Another issue is that security in the IoT space remains proprietary and fragmentary. This is characteristic of an emerging technology, but IoT devices are no longer emerging. Vendors should be coming together to create uniform systems that eliminate loopholes in security and provide a more secure environment.
Protecting Corporate Data
Although current discussions revolve around consumers and the billions of devices that have been deployed, companies also need to defend themselves. Consumer devices will continue to enter the workplace as new functionality is developed. These devices will be inherently risky; measures might be taken to ensure they are hardened, but small and limited-function devices will always have weaker security than their more capable cousins.
"If everything is on the same network and I can infiltrate one device, I can get to them all and reach company data," says Kappenberger. "It's important to keep devices on a separate network. Otherwise, it is possible to open the company network to serious harm. For smartphones, companies frequently use mobile device management software; if devices used for corporate data are compromised, it is possible to wipe that data remotely. The IoT is still an unknown, so devices need to remain on a separately managed network to ensure they do not interfere with company business or risk opening the network to intrusion."
It is also important to bear in mind that IoT devices are different. Intrusion protection for these devices requires additional rules. It is important to change passwords, rotate passwords, and have well-known and understood policies. Some companies providing devices are already forcing users to change passwords regularly.

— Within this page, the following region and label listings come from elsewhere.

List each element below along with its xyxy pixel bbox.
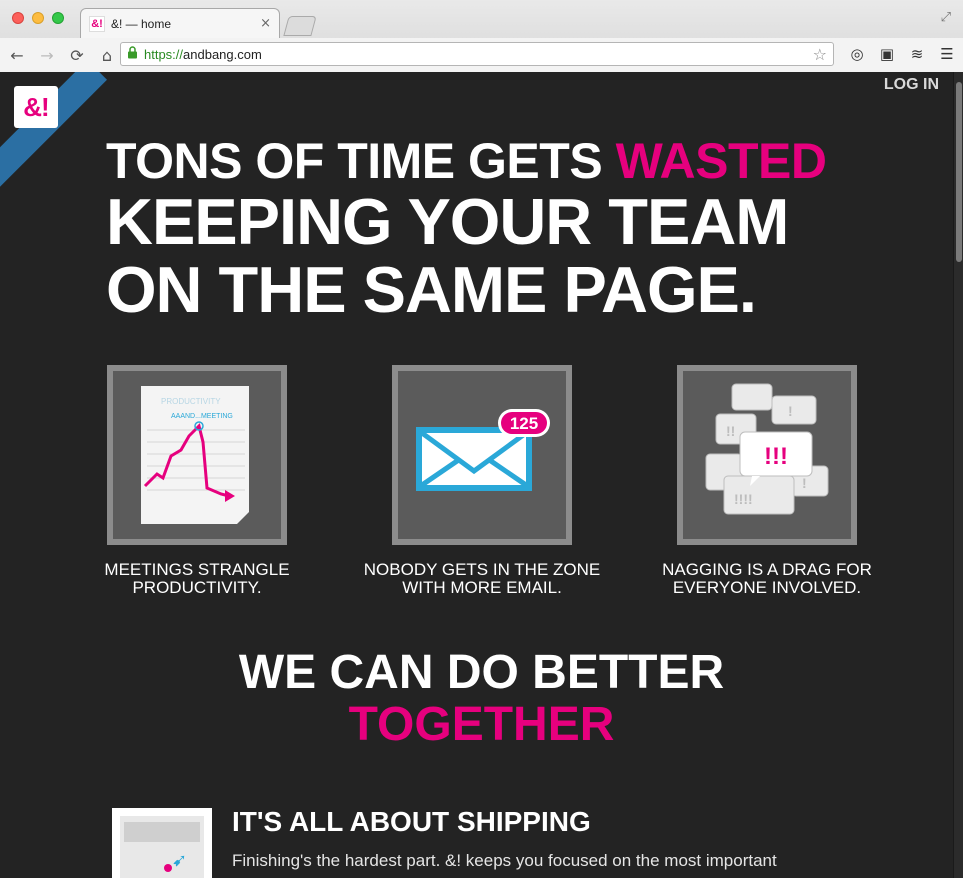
url-text: https://andbang.com [144, 46, 262, 62]
browser-toolbar: ← → ⟳ ⌂ https://andbang.com ☆ ◎ ▣ ≋ ☰ [0, 38, 963, 72]
andbang-logo[interactable]: &! [14, 86, 58, 128]
back-button[interactable]: ← [4, 42, 30, 68]
extension-icons: ◎ ▣ ≋ ☰ [847, 42, 957, 66]
reload-button[interactable]: ⟳ [64, 42, 90, 68]
hero-wasted-highlight: WASTED [615, 133, 827, 189]
login-link[interactable]: LOG IN [884, 76, 939, 94]
svg-text:!!!: !!! [764, 443, 788, 470]
forward-button[interactable]: → [34, 42, 60, 68]
extension-evernote-icon[interactable]: ▣ [877, 42, 897, 66]
page-content: &! LOG IN TONS OF TIME GETS WASTED KEEPI… [0, 72, 953, 878]
tab-title: &! — home [111, 16, 172, 31]
bookmark-star-icon[interactable]: ☆ [813, 45, 827, 64]
fullscreen-icon[interactable]: ⤢ [941, 10, 951, 25]
tagline-line-2: TOGETHER [348, 698, 615, 751]
svg-text:PRODUCTIVITY: PRODUCTIVITY [161, 397, 221, 406]
shipping-description: Finishing's the hardest part. &! keeps y… [232, 851, 777, 870]
menu-icon[interactable]: ☰ [937, 42, 957, 66]
close-window-button[interactable] [12, 12, 24, 24]
zoom-window-button[interactable] [52, 12, 64, 24]
hero-headline: TONS OF TIME GETS WASTED KEEPING YOUR TE… [106, 134, 866, 324]
tab-close-icon[interactable]: × [260, 16, 271, 31]
window-controls [12, 12, 64, 24]
tagline: WE CAN DO BETTER TOGETHER [0, 647, 953, 751]
svg-text:125: 125 [510, 414, 538, 433]
svg-text:!: ! [788, 403, 793, 419]
email-illustration: 125 [392, 365, 572, 545]
scrollbar-thumb[interactable] [956, 82, 962, 262]
speech-bubbles-icon: ! !! !!!! ! !!! [705, 383, 829, 515]
page-scrollbar[interactable] [953, 72, 963, 878]
browser-tab[interactable]: &! &! — home × [80, 8, 280, 38]
browser-chrome: &! &! — home × ⤢ ← → ⟳ ⌂ https://andbang… [0, 0, 963, 72]
feature-email: 125 NOBODY GETS IN THE ZONE WITH MORE EM… [352, 365, 612, 597]
hero-line-2: KEEPING YOUR TEAM [106, 185, 789, 258]
svg-text:!: ! [802, 475, 807, 491]
feature-meetings: PRODUCTIVITY AAAND...MEETING MEETINGS ST… [67, 365, 327, 597]
hero-line-3: ON THE SAME PAGE. [106, 253, 757, 326]
productivity-chart-icon: PRODUCTIVITY AAAND...MEETING [141, 386, 249, 524]
lock-icon [127, 46, 138, 62]
hero-line-1: TONS OF TIME GETS WASTED [106, 133, 827, 189]
new-tab-button[interactable] [283, 16, 317, 36]
minimize-window-button[interactable] [32, 12, 44, 24]
shipping-screenshot-thumbnail: ➹ [112, 808, 212, 878]
feature-email-caption: NOBODY GETS IN THE ZONE WITH MORE EMAIL. [363, 560, 601, 597]
extension-sync-icon[interactable]: ◎ [847, 42, 867, 66]
svg-text:!!: !! [726, 423, 735, 439]
feature-meetings-caption: MEETINGS STRANGLE PRODUCTIVITY. [104, 560, 290, 597]
svg-text:AAAND...MEETING: AAAND...MEETING [171, 413, 233, 420]
nagging-illustration: ! !! !!!! ! !!! [677, 365, 857, 545]
svg-text:!!!!: !!!! [734, 491, 753, 507]
extension-buffer-icon[interactable]: ≋ [907, 42, 927, 66]
home-button[interactable]: ⌂ [94, 42, 120, 68]
favicon-icon: &! [89, 15, 105, 32]
feature-nagging-caption: NAGGING IS A DRAG FOR EVERYONE INVOLVED. [662, 560, 872, 597]
email-envelope-icon: 125 [416, 409, 550, 491]
tagline-line-1: WE CAN DO BETTER [238, 646, 725, 699]
shipping-heading: IT'S ALL ABOUT SHIPPING [232, 806, 591, 837]
feature-nagging: ! !! !!!! ! !!! NAGGING IS A DRAG FOR EV… [637, 365, 897, 597]
address-bar[interactable]: https://andbang.com ☆ [120, 42, 834, 66]
meetings-illustration: PRODUCTIVITY AAAND...MEETING [107, 365, 287, 545]
rocket-icon: ➹ [172, 850, 188, 871]
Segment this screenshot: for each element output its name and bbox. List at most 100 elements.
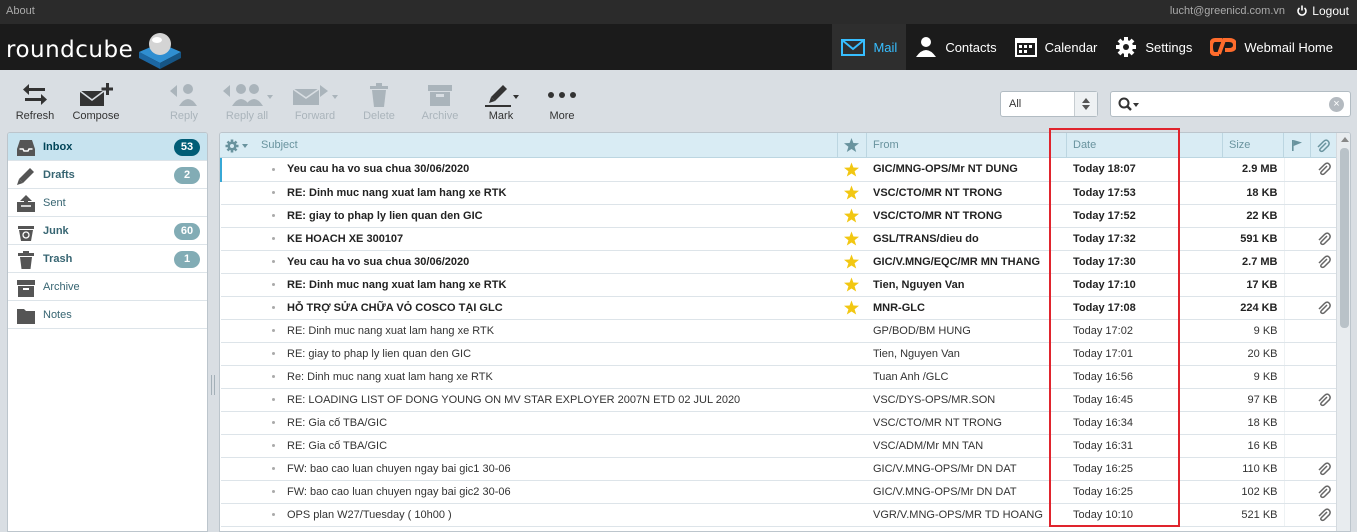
nav-contacts[interactable]: Contacts xyxy=(906,24,1005,70)
flag-cell[interactable] xyxy=(838,388,867,412)
status-flag-cell[interactable] xyxy=(1283,158,1311,182)
message-row[interactable]: OPS plan W27/Tuesday ( 10h00 ) VGR/V.MNG-… xyxy=(221,503,1337,527)
message-subject[interactable]: KE HOACH XE 300107 xyxy=(281,227,838,251)
flag-cell[interactable] xyxy=(838,158,867,182)
reply-button[interactable]: Reply xyxy=(154,82,214,122)
forward-button[interactable]: Forward xyxy=(285,82,345,122)
status-flag-cell[interactable] xyxy=(1283,365,1311,389)
message-row[interactable]: RE: Gia cố TBA/GIC VSC/CTO/MR NT TRONG Tod… xyxy=(221,411,1337,435)
message-row[interactable]: RE: Gia cố TBA/GIC VSC/ADM/Mr MN TAN Today… xyxy=(221,434,1337,458)
star-icon[interactable] xyxy=(844,185,859,203)
flag-cell[interactable] xyxy=(838,503,867,527)
nav-settings[interactable]: Settings xyxy=(1106,24,1201,70)
flag-cell[interactable] xyxy=(838,273,867,297)
flag-cell[interactable] xyxy=(838,434,867,458)
status-flag-cell[interactable] xyxy=(1283,503,1311,527)
message-subject[interactable]: RE: Dinh muc nang xuat lam hang xe RTK xyxy=(281,319,838,343)
message-row[interactable]: RE: giay to phap ly lien quan den GIC VSC… xyxy=(221,204,1337,228)
status-flag-cell[interactable] xyxy=(1283,411,1311,435)
message-row[interactable]: Yeu cau ha vo sua chua 30/06/2020 GIC/MNG… xyxy=(220,158,1337,182)
status-flag-cell[interactable] xyxy=(1283,434,1311,458)
message-row[interactable]: RE: giay to phap ly lien quan den GIC Tie… xyxy=(221,342,1337,366)
compose-button[interactable]: Compose xyxy=(66,82,126,122)
roundcube-logo[interactable]: roundcube xyxy=(6,30,183,70)
message-row[interactable]: FW: bao cao luan chuyen ngay bai gic1 30… xyxy=(221,457,1337,481)
star-icon[interactable] xyxy=(844,231,859,249)
flag-cell[interactable] xyxy=(838,411,867,435)
folder-archive[interactable]: Archive xyxy=(8,273,207,301)
column-size[interactable]: Size xyxy=(1222,133,1283,158)
message-subject[interactable]: Yeu cau ha vo sua chua 30/06/2020 xyxy=(281,158,838,182)
status-flag-cell[interactable] xyxy=(1283,342,1311,366)
star-icon[interactable] xyxy=(844,162,859,180)
message-row[interactable]: KE HOACH XE 300107 GSL/TRANS/dieu do Today… xyxy=(221,227,1337,251)
delete-button[interactable]: Delete xyxy=(349,82,409,122)
star-icon[interactable] xyxy=(844,208,859,226)
star-icon[interactable] xyxy=(844,300,859,318)
column-from[interactable]: From xyxy=(866,133,1066,158)
status-flag-cell[interactable] xyxy=(1283,250,1311,274)
mark-button[interactable]: Mark xyxy=(471,82,531,122)
message-subject[interactable]: OPS plan W27/Tuesday ( 10h00 ) xyxy=(281,503,838,527)
flag-cell[interactable] xyxy=(838,296,867,320)
message-subject[interactable]: RE: Dinh muc nang xuat lam hang xe RTK xyxy=(281,181,838,205)
message-row[interactable]: HỖ TRỢ SỬA CHỮA VỎ COSCO TẠI GLC MNR-GLC T… xyxy=(221,296,1337,320)
filter-select[interactable]: All xyxy=(1000,91,1098,117)
message-subject[interactable]: RE: LOADING LIST OF DONG YOUNG ON MV STA… xyxy=(281,388,838,412)
flag-cell[interactable] xyxy=(838,204,867,228)
message-subject[interactable]: HỖ TRỢ SỬA CHỮA VỎ COSCO TẠI GLC xyxy=(281,296,838,320)
folder-drafts[interactable]: Drafts 2 xyxy=(8,161,207,189)
message-subject[interactable]: RE: giay to phap ly lien quan den GIC xyxy=(281,204,838,228)
message-row[interactable]: RE: LOADING LIST OF DONG YOUNG ON MV STA… xyxy=(221,388,1337,412)
message-subject[interactable]: RE: Gia cố TBA/GIC xyxy=(281,411,838,435)
flag-cell[interactable] xyxy=(838,365,867,389)
status-flag-cell[interactable] xyxy=(1283,480,1311,504)
flag-cell[interactable] xyxy=(838,342,867,366)
search-box[interactable]: × xyxy=(1110,91,1351,117)
star-icon[interactable] xyxy=(844,254,859,272)
message-row[interactable]: Yeu cau ha vo sua chua 30/06/2020 GIC/V.M… xyxy=(221,250,1337,274)
folder-notes[interactable]: Notes xyxy=(8,301,207,329)
logout-button[interactable]: Logout xyxy=(1296,4,1349,18)
status-flag-cell[interactable] xyxy=(1283,227,1311,251)
column-status-flag[interactable] xyxy=(1283,133,1310,158)
message-row[interactable]: RE: Dinh muc nang xuat lam hang xe RTK GP… xyxy=(221,319,1337,343)
message-subject[interactable]: FW: bao cao luan chuyen ngay bai gic1 30… xyxy=(281,457,838,481)
scroll-up-icon[interactable] xyxy=(1341,137,1349,142)
pane-splitter[interactable] xyxy=(211,375,215,395)
flag-cell[interactable] xyxy=(838,250,867,274)
star-icon[interactable] xyxy=(844,277,859,295)
folder-junk[interactable]: Junk 60 xyxy=(8,217,207,245)
column-date[interactable]: Date xyxy=(1066,133,1222,158)
status-flag-cell[interactable] xyxy=(1283,296,1311,320)
folder-inbox[interactable]: Inbox 53 xyxy=(8,133,207,161)
column-flag[interactable] xyxy=(837,133,866,158)
flag-cell[interactable] xyxy=(838,319,867,343)
about-link[interactable]: About xyxy=(6,5,35,17)
list-options-button[interactable] xyxy=(220,133,255,158)
flag-cell[interactable] xyxy=(838,457,867,481)
message-row[interactable]: FW: bao cao luan chuyen ngay bai gic2 30… xyxy=(221,480,1337,504)
flag-cell[interactable] xyxy=(838,181,867,205)
folder-sent[interactable]: Sent xyxy=(8,189,207,217)
column-attachment[interactable] xyxy=(1310,133,1336,158)
more-button[interactable]: More xyxy=(532,82,592,122)
message-row[interactable]: RE: Dinh muc nang xuat lam hang xe RTK VS… xyxy=(221,181,1337,205)
nav-webmail-home[interactable]: Webmail Home xyxy=(1201,24,1342,70)
message-subject[interactable]: FW: bao cao luan chuyen ngay bai gic2 30… xyxy=(281,480,838,504)
status-flag-cell[interactable] xyxy=(1283,181,1311,205)
search-options-icon[interactable] xyxy=(1118,97,1142,116)
message-list-scrollbar[interactable] xyxy=(1336,133,1350,531)
status-flag-cell[interactable] xyxy=(1283,388,1311,412)
message-subject[interactable]: RE: Dinh muc nang xuat lam hang xe RTK xyxy=(281,273,838,297)
message-subject[interactable]: Yeu cau ha vo sua chua 30/06/2020 xyxy=(281,250,838,274)
message-subject[interactable]: RE: giay to phap ly lien quan den GIC xyxy=(281,342,838,366)
nav-calendar[interactable]: Calendar xyxy=(1006,24,1107,70)
status-flag-cell[interactable] xyxy=(1283,204,1311,228)
nav-mail[interactable]: Mail xyxy=(832,24,907,70)
scrollbar-thumb[interactable] xyxy=(1340,148,1349,328)
status-flag-cell[interactable] xyxy=(1283,319,1311,343)
flag-cell[interactable] xyxy=(838,227,867,251)
archive-button[interactable]: Archive xyxy=(410,82,470,122)
folder-trash[interactable]: Trash 1 xyxy=(8,245,207,273)
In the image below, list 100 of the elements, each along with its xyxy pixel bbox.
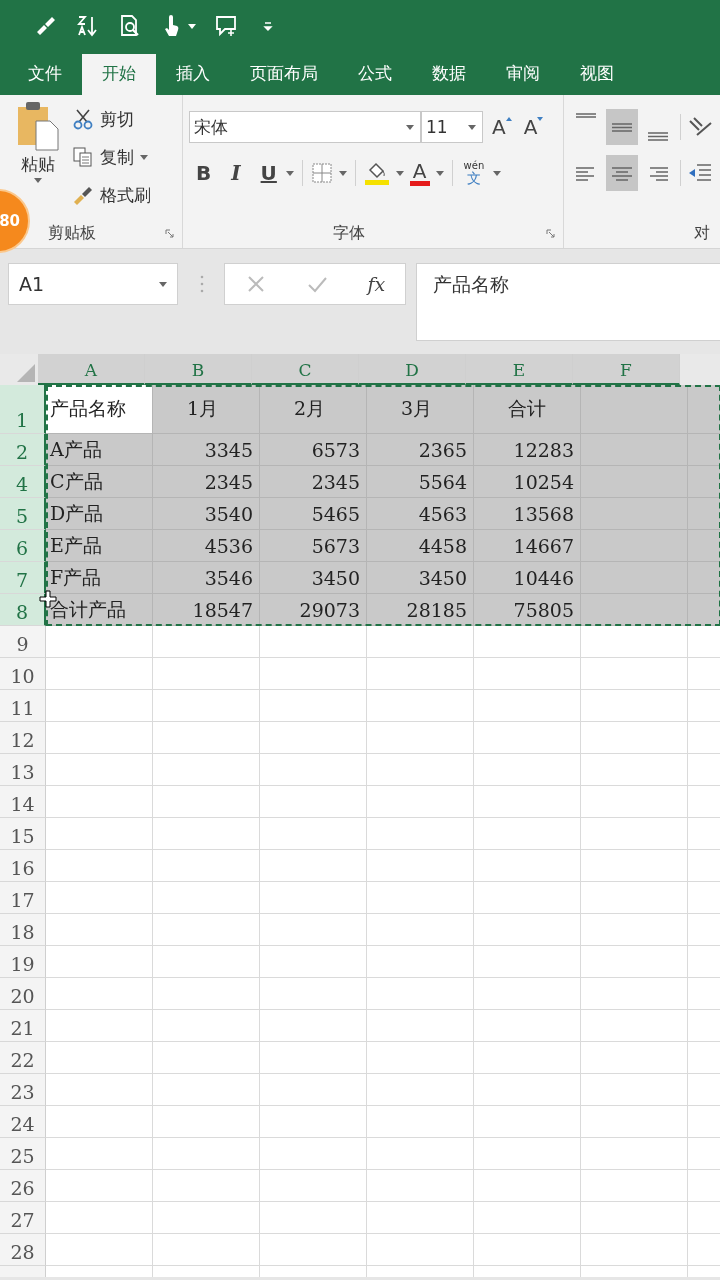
row-header[interactable]: 7	[0, 562, 46, 594]
row-header[interactable]: 17	[0, 882, 46, 914]
row-header[interactable]: 8	[0, 594, 46, 626]
table-cell: F产品	[46, 562, 153, 594]
italic-button[interactable]: I	[228, 161, 244, 185]
column-header[interactable]: A	[38, 354, 145, 385]
caret-icon[interactable]	[338, 170, 347, 176]
row-header[interactable]: 4	[0, 466, 46, 498]
row-header[interactable]: 12	[0, 722, 46, 754]
font-size-field[interactable]: 11	[421, 111, 483, 143]
row-header[interactable]: 18	[0, 914, 46, 946]
row-header[interactable]: 14	[0, 786, 46, 818]
caret-icon	[159, 281, 167, 287]
row-header[interactable]: 28	[0, 1234, 46, 1266]
row-header[interactable]: 5	[0, 498, 46, 530]
table-cell	[688, 498, 720, 530]
table-cell: 6573	[260, 434, 367, 466]
row-header[interactable]: 13	[0, 754, 46, 786]
copy-icon	[72, 146, 94, 168]
phonetic-guide-button[interactable]: wén 文	[460, 161, 488, 185]
table-cell: 14667	[474, 530, 581, 562]
caret-icon[interactable]	[395, 170, 404, 176]
ribbon-tab[interactable]: 公式	[338, 54, 412, 95]
badge: 80	[0, 189, 30, 253]
down-arrow-icon	[537, 117, 544, 121]
row-header[interactable]: 22	[0, 1042, 46, 1074]
caret-icon[interactable]	[285, 170, 294, 176]
table-cell: 10254	[474, 466, 581, 498]
column-header[interactable]: E	[466, 354, 573, 385]
caret-icon[interactable]	[435, 170, 444, 176]
caret-icon	[140, 154, 148, 160]
fill-color-icon[interactable]	[363, 160, 390, 186]
toolbar-button[interactable]	[76, 14, 100, 38]
scissors-icon	[72, 108, 94, 130]
brush-icon	[72, 184, 94, 206]
row-header[interactable]: 15	[0, 818, 46, 850]
table-cell: 5465	[260, 498, 367, 530]
column-header[interactable]: C	[252, 354, 359, 385]
ribbon-tab[interactable]: 文件	[8, 54, 82, 95]
table-cell: 18547	[153, 594, 260, 626]
row-header[interactable]: 10	[0, 658, 46, 690]
row-header[interactable]: 27	[0, 1202, 46, 1234]
corner-icon	[15, 362, 35, 382]
ribbon-tab[interactable]: 数据	[412, 54, 486, 95]
row-header[interactable]: 16	[0, 850, 46, 882]
align-icon	[648, 132, 668, 141]
row-header[interactable]: 25	[0, 1138, 46, 1170]
dialog-launcher-icon[interactable]	[546, 228, 555, 238]
row-header[interactable]: 2	[0, 434, 46, 466]
dialog-launcher-icon[interactable]	[165, 228, 174, 238]
font-color-button[interactable]: A	[409, 160, 430, 186]
formula-field[interactable]: 产品名称	[416, 263, 720, 341]
align-button[interactable]	[606, 109, 638, 145]
ribbon-tab[interactable]: 插入	[156, 54, 230, 95]
bold-button[interactable]: B	[193, 161, 215, 185]
drag-handle-icon[interactable]	[200, 275, 204, 293]
row-header[interactable]: 11	[0, 690, 46, 722]
group-label: 对	[694, 222, 710, 244]
table-cell: 10446	[474, 562, 581, 594]
orientation-icon[interactable]	[687, 115, 713, 139]
table-cell: D产品	[46, 498, 153, 530]
row-header[interactable]: 24	[0, 1106, 46, 1138]
row-header[interactable]: 26	[0, 1170, 46, 1202]
font-name-field[interactable]: 宋体	[189, 111, 421, 143]
ribbon-tab[interactable]: 开始	[82, 54, 156, 95]
cut-button[interactable]: 剪切	[72, 103, 151, 135]
table-cell: 13568	[474, 498, 581, 530]
table-cell: 3月	[367, 385, 474, 434]
underline-button[interactable]: U	[257, 161, 280, 185]
ribbon-tab[interactable]: 页面布局	[230, 54, 338, 95]
ribbon-tab[interactable]: 审阅	[486, 54, 560, 95]
name-box[interactable]: A1	[8, 263, 178, 305]
table-cell: 5564	[367, 466, 474, 498]
grow-font-button[interactable]: A	[489, 115, 515, 139]
table-cell: 4458	[367, 530, 474, 562]
column-header[interactable]: F	[573, 354, 680, 385]
caret-icon	[34, 178, 42, 183]
row-header[interactable]: 21	[0, 1010, 46, 1042]
row-header[interactable]: 1	[0, 385, 46, 434]
row-header[interactable]: 19	[0, 946, 46, 978]
row-header[interactable]: 23	[0, 1074, 46, 1106]
table-cell: 合计	[474, 385, 581, 434]
column-header[interactable]: B	[145, 354, 252, 385]
row-header[interactable]: 20	[0, 978, 46, 1010]
row-header[interactable]: 6	[0, 530, 46, 562]
caret-icon[interactable]	[493, 170, 502, 176]
table-cell: C产品	[46, 466, 153, 498]
table-cell: 2月	[260, 385, 367, 434]
row-header[interactable]: 9	[0, 626, 46, 658]
table-cell: 12283	[474, 434, 581, 466]
column-header[interactable]: D	[359, 354, 466, 385]
ribbon-tab[interactable]: 视图	[560, 54, 634, 95]
insert-function-button[interactable]: fx	[367, 273, 386, 295]
table-cell: 3450	[367, 562, 474, 594]
format-painter-button[interactable]: 格式刷	[72, 179, 151, 211]
toolbar-button[interactable]	[214, 14, 238, 38]
align-button[interactable]	[606, 155, 638, 191]
table-cell: 产品名称	[46, 385, 153, 434]
copy-button[interactable]: 复制	[72, 141, 151, 173]
shrink-font-button[interactable]: A	[520, 115, 547, 139]
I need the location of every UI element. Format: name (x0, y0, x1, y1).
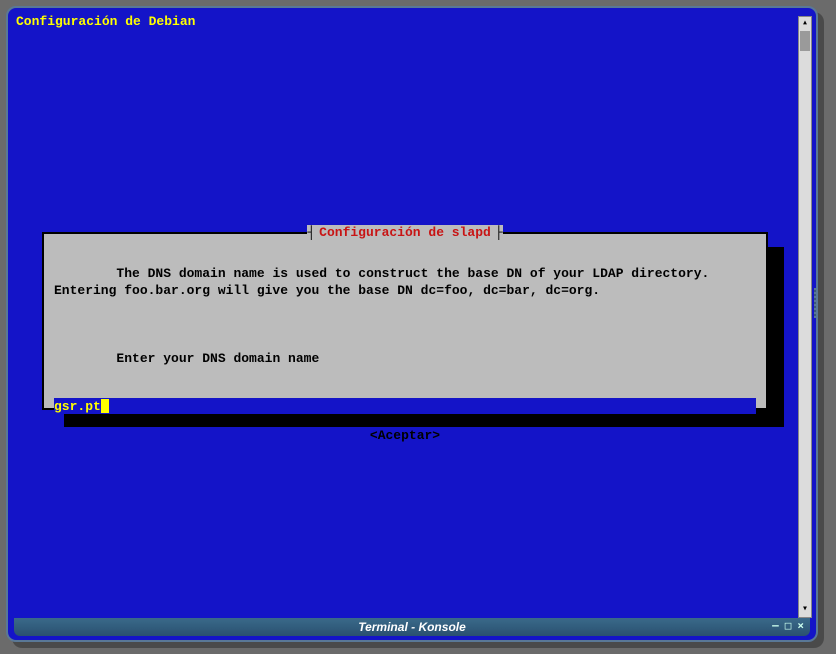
debconf-header: Configuración de Debian (16, 14, 195, 29)
dns-domain-input[interactable]: gsr.pt (54, 398, 756, 414)
konsole-window: Configuración de Debian ┤Configuración d… (6, 6, 818, 642)
terminal-viewport: Configuración de Debian ┤Configuración d… (14, 14, 798, 616)
close-button[interactable]: × (797, 619, 804, 632)
window-buttons: — □ × (772, 619, 804, 632)
slapd-config-dialog: ┤Configuración de slapd├ The DNS domain … (42, 232, 768, 410)
scroll-up-arrow-icon[interactable] (799, 17, 811, 31)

Finally, businesses need to protect the sensitive, private data collected by IoT devices with end-to-end encryption and a data-centric security approach throughout the IoT infrastructure. Organizations should encrypt communications as well as commands and values on a field level, going from the device to the infrastructure and remote control element. This removes risk (even if an attacker is able to impersonate the infrastructure) and enables maximum protection against remote takeover of an IoT device -- the biggest threat to IoT security.
Always Be Prepared
We are in the dawning era of this threat; however, it could develop very swiftly as new attack software such as Mira becomes more widely available. Mira and its cousins are being provided openly on the Internet. This means that any individual or organization can obtain the software. We have already seen this in the development of malware, where sophisticated open source kits are used to create complex viruses with selective payloads.
This type of sophistication will add to the threat as memory and CPU sophistication continue to improve for tiny devices. Access to innumerable devices is also aided by big data and by the continuous increases in low-cost bandwidth availability.
Within this changing environment, devices achieve a new importance. Those that have never been updated and sit on the Web are trouble waiting to happen. It is essential to consider which devices are actually likely to access the system and to ensure that all networks are protected from DDoS attacks through filtering and other measures.